An island does not exist without land and castaways. The first pro-independence Cubans arrived in Mexico, expelled by the colonial and republican despots. The most Mexican of all Cubans, the poet José María Heredia, is buried in an unknown tomb in the Mexican capital.  José Martí, our National Hero, who lived and married in these lands, would confess that “if I were not Cuban, I would like to be Mexican; and if I were, I would offer it the best of my life”.

The communist hero Julio Antonio Mella, immortalized by the photos of his beloved Tina Modotti, died on January 10, 1929 on Abraham Gonzalez Street, in Colonia Juarez, Mexico City. After being shot by a hitman of dictator Gerardo Machado, he had time to identify his assassin and say “I die for the Revolution”. In Tinísima, Elena Poniatowska recreated the scene and the funeral that Diego Rivera and Frida Khalo would lead.  When Diego dismissed the mourning, he praised the Cuban’s “purity of action and opinion and reckless courage” and years later he painted Mella looking lovingly at Tina in his series “Del corrido a la revolución” (From the corrido to the revolution).

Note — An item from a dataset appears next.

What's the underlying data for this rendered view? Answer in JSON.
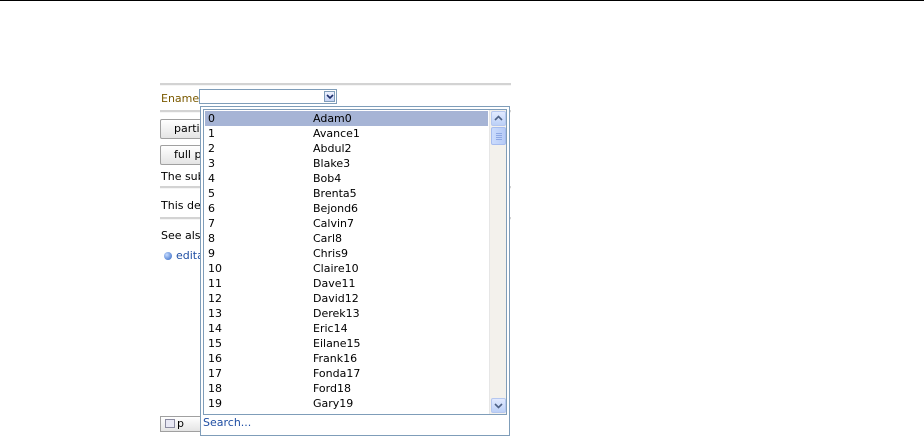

The Mexican experience of Fidel and Raul Castro, of Che Guevara and his comrades who set out on the Granma yacht from the port of Tuxpan in the revolutionary adventure that ended with the victory of the Rebel Army and the escape of dictator Fulgencio Batista in 1959, has been documented down to the smallest detail.  Since then, much has happened and, with more or less inclined presidents, there has been no lack of Mexico’s invariably dignified attitude against the US encirclement of Cuba.

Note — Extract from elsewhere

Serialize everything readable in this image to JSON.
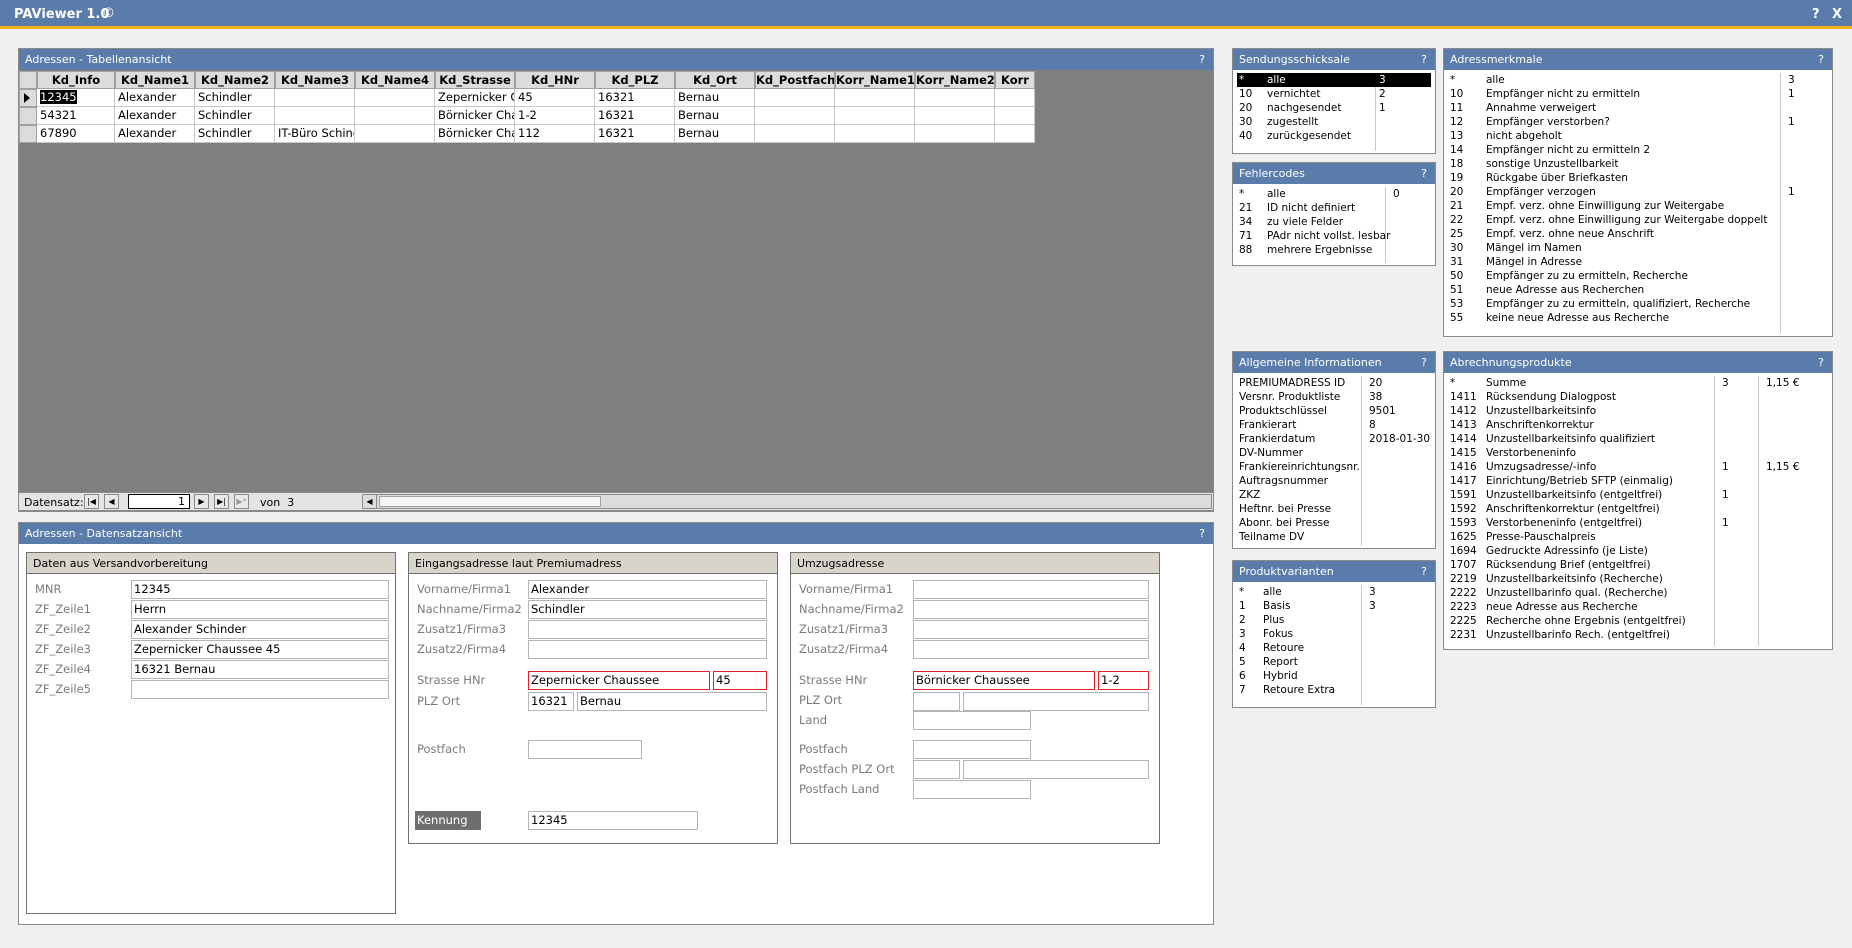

But that is only one part of the binary equation between the island and the mainland. The other part of the story has to do with what an ancient Greek custom understood by “token”, which was the action of dividing in two an object, a coin or a piece of clay, and the owners would turn to their halves when necessary, in a situation where hospitality or solidarity was needed, for example.  The history of the relationship between Mexico and Cuba is not reducible to last-minute anti-communist labels, because it is a symbol, a pact of mutual recognition, a value that does not belong to any of the parties separately. It is culture, material and immaterial, and it is common.

There is Cuban blood in the Mexican War of Independence and it is there, even if it is not told in school textbooks. Some of the closest collaborators of Benito Juarez and his son-in-law and close collaborator, the poet Pedro Santacilia, were Cubans. Andrés Manuel López Obrador would recall this week in La Mañanera that the ambassador of the island, Manuel Márquez Sterling, tried to save the life of President Francisco Madero and take him to Cuba in February 1913.  Not knowing that he would be assassinated soon after, Don Francisco gave him a photograph specially dedicated to the Cuban friend who had gone to see him while he was in captivity: “Keep it in memory of this desolate night”.

It will be difficult for many Cubans, those of us who live surrounded by the moat of the U.S. blockade, to forget these celebrations for the Cry of Independence in Mexico.  Disregarding the shrieks of the transnational right wing and honoring the history of the two countries, AMLO raised the Mexican half of the symbol and made the most moving speech that many Cubans remember since Lázaro Cárdenas until today: “Miguel Díaz-Canel (…) represents a people that has known, like few in the world, how to defend with dignity their right to live free and independent, without allowing interference in their internal affairs by any foreign power”.

And when Andres Manuel says something like this, he speaks for the Mexico that has known how to build by living together, the one that has created bonds instead of walls, the one that has shared common spaces, the one that does not shout that it has “common sense” but has, indeed, a sense of commonality. This is the beautiful and brotherly Mexico. A symbol.